Exclusive analysis: who are the new members of the SNP?
SNP members at party conference, spring 2018 - Image credit: PA Images
News that the SNP may now have more members than the Conservative Party across the UK follows the massive surge in membership witnessed in the aftermath of the 2014 independence referendum and the more recent mini-surge that occurred in June this year.
The June increase appears to have pushed the SNP ahead of the Tories in the membership stakes.
This increase came about after SNP MPs staged a walk-out from House of Commons after Ian Blackford, Westminster group leader, was ordered to leave the chamber.
Blackford had refused to sit down while protesting about the lack of Parliamentary time to debate Brexit’s implications for devolution.
But who are these new members? Why did they join the SNP? Are they significantly different from existing members?
We conducted an online survey of these new members and are able to compare the findings with earlier surveys conducted in 2007/08 after the SNP first came to power and another in 2016, following the huge surge in membership following the independence referendum and subsequent spikes at the 2015 general election and EU referendum.
The most striking feature of the latest new recruits is how broadly similar they are to the existing membership.
Few organisations can grow from c.25k to c.120k members without some fairly radical changes.
The main challenges for the party’s leadership and headquarters appears to be organisational – how does a party that has grown so rapidly cope with such numbers?
The surge has changed its demographic profile, becoming younger and less male though, like other parties, the SNP continues to struggle to attract younger voters and women.
But ideologically, the SNP of today looks familiar.
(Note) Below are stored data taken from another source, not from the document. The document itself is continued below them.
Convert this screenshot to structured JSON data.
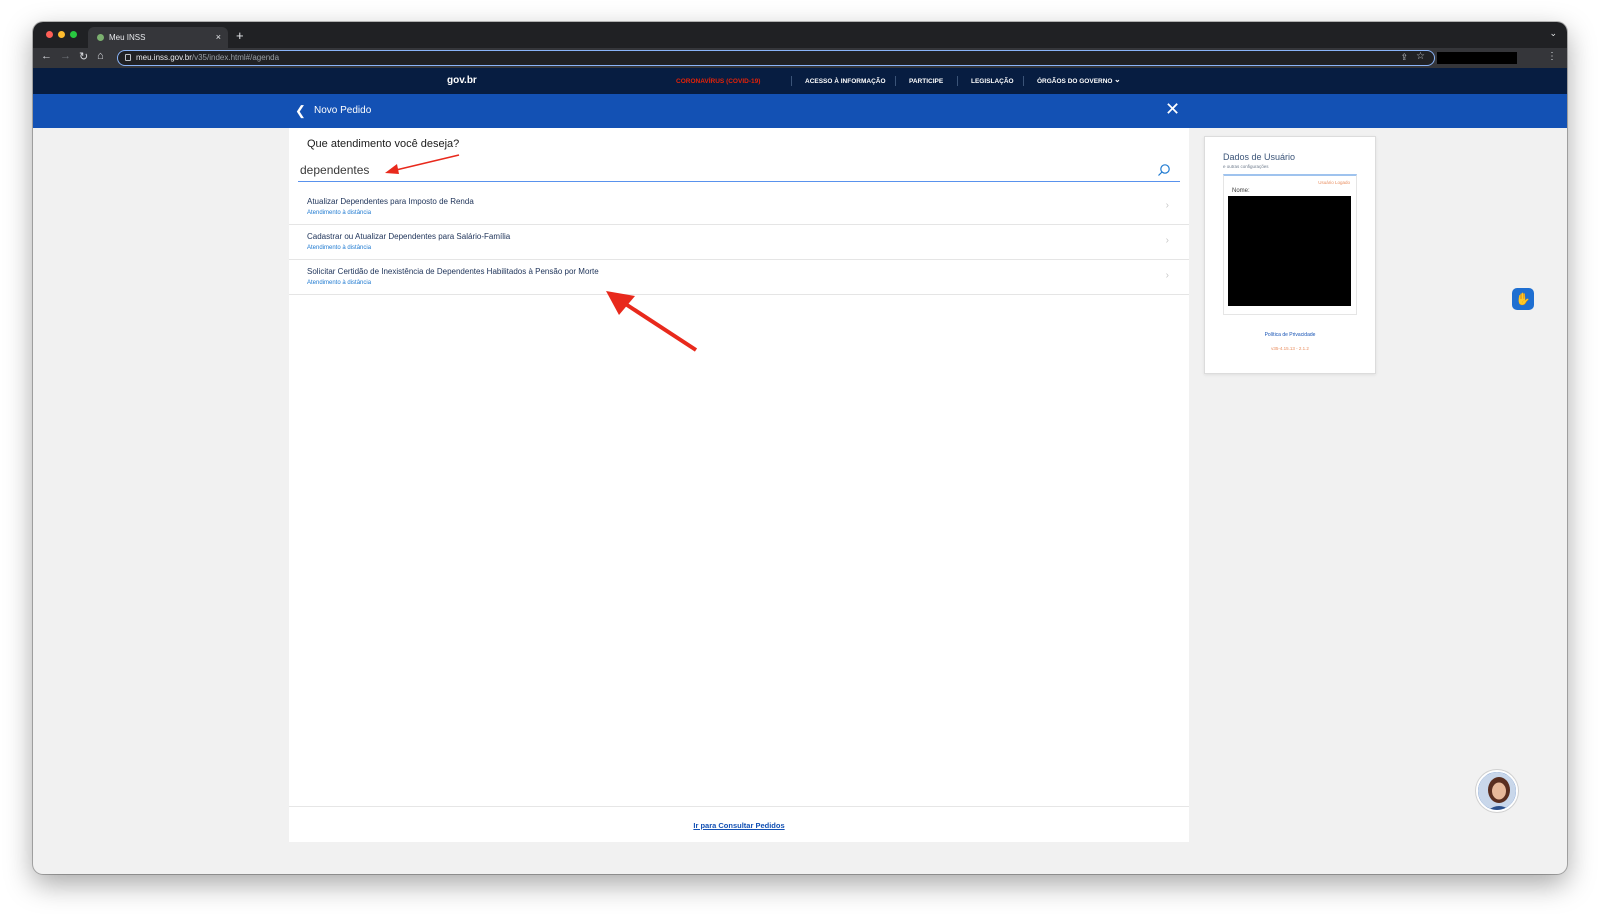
{
  "browser": {
    "tab_title": "Meu INSS",
    "tab_close": "×",
    "new_tab": "+",
    "url_host": "meu.inss.gov.br",
    "url_path": "/v35/index.html#/agenda"
  },
  "govbar": {
    "logo": "gov.br",
    "links": [
      "CORONAVÍRUS (COVID-19)",
      "ACESSO À INFORMAÇÃO",
      "PARTICIPE",
      "LEGISLAÇÃO",
      "ÓRGÃOS DO GOVERNO"
    ]
  },
  "header": {
    "title": "Novo Pedido"
  },
  "search": {
    "question": "Que atendimento você deseja?",
    "value": "dependentes"
  },
  "results": [
    {
      "title": "Atualizar Dependentes para Imposto de Renda",
      "subtitle": "Atendimento à distância"
    },
    {
      "title": "Cadastrar ou Atualizar Dependentes para Salário-Família",
      "subtitle": "Atendimento à distância"
    },
    {
      "title": "Solicitar Certidão de Inexistência de Dependentes Habilitados à Pensão por Morte",
      "subtitle": "Atendimento à distância"
    }
  ],
  "footer": {
    "link": "Ir para Consultar Pedidos"
  },
  "user_card": {
    "title": "Dados de Usuário",
    "subtitle": "e outras configurações",
    "logged": "Usuário Logado",
    "name_label": "Nome:",
    "privacy": "Política de Privacidade",
    "version": "v35-4.15.13 - 2.1.2"
  },
  "colors": {
    "gov_dark": "#071d41",
    "header_blue": "#1351b4",
    "annotation_red": "#e8291c"
  }
}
It remains broadly moderately left of centre and fairly pragmatic in its approach to achieving independence.
Back in 2007/08, our research found that the SNP had few women and few younger members.
Research following the surge in late 2014 found that the party had increased its proportion of women and had a younger profile.
This recent mini-surge has included a similar proportion of women as brought in by the major 2014 surge and more young people than then.
It includes 39 per cent who are women (compared with 38 per cent in 2016) and 21 per cent are under 35 years of age, double that following the post-referendum surge.
Four out of five of these recent recruits have never been in a political party before and of those who had been in a party, the bulk are former SNP members returning to the party having left or drifted away sometime after 2014.
These surges are refreshing the party rather than changing it.
But it should be stressed that the proportion of members who are active has not risen in proportion to the increase in membership.
As before, but to a greater extent, the bulk of SNP members are inactive but provide the party with a steady income and an ever-growing online presence.
The reasons given for joining in this recent wave were outrage at the treatment of Holyrood by Westminster, unhappiness regarding the UK’s handling of Brexit as well as a belief in independence.
The context and particular reasons given suggest that the SNP’s twin messages of ‘standing up for Scotland’ and independence continue to resonate.
Brexit itself appears to have been less directly relevant than the perception that the UK Government is mishandling Brexit – and, in particular mishandling it to Scotland’s detriment.
One of the most significant changes in SNP membership since the party first came to power in 2007 is the decrease in anti-EU views in the party.
Back then, 22 per cent supported independence outside the EU. But this has fallen back to under 10 per cent with the increased membership.
This is the result not only of supporters changing their minds on the EU issue but also some more Eurosceptic members drifting away.
Yet support for Brexit and for the SNP are not incompatible. It is notable that one in ten of those who joined recently, in the wake of SNP protests over the UK Government’s handling of Brexit, had voted to leave the EU.
Overall, these new members are slightly more ‘passionate’ and have stronger views on a range of issues than existing members.
They are very slightly further to the left on redistribution of wealth and in favour of immigration.
But there is little sign of the new or existing membership becoming impatient for a second independence referendum or likely to take the party off in a different ideological direction.
Contrary to much speculation in the aftermath of the post-referendum surge, the SNP’s membership remains broadly social democratic.
The growth in membership largely involved ‘more of the same’ but with a broader socio-demographic profile.
This is marked contrast to the recent significant rise in Labour’s membership which altered that party’s membership profile.
The SNP appears able to take advantage of opportunities to increase its membership.
Events may create opportunities but a bandwagon effect is encouraged through social media generated in part from SNP HQ.
Professor James Mitchell is the professor of public policy at the University of Edinburgh, Dr Lynn Bennie is a reader in politics at the University of Aberdeen and Professor Rob Johns is the professor of politics at the University of Essex. The authors are engaged in an ESRC study, ‘Recruited by referendum’, studying the surge in SNP and Scottish Green Party membership.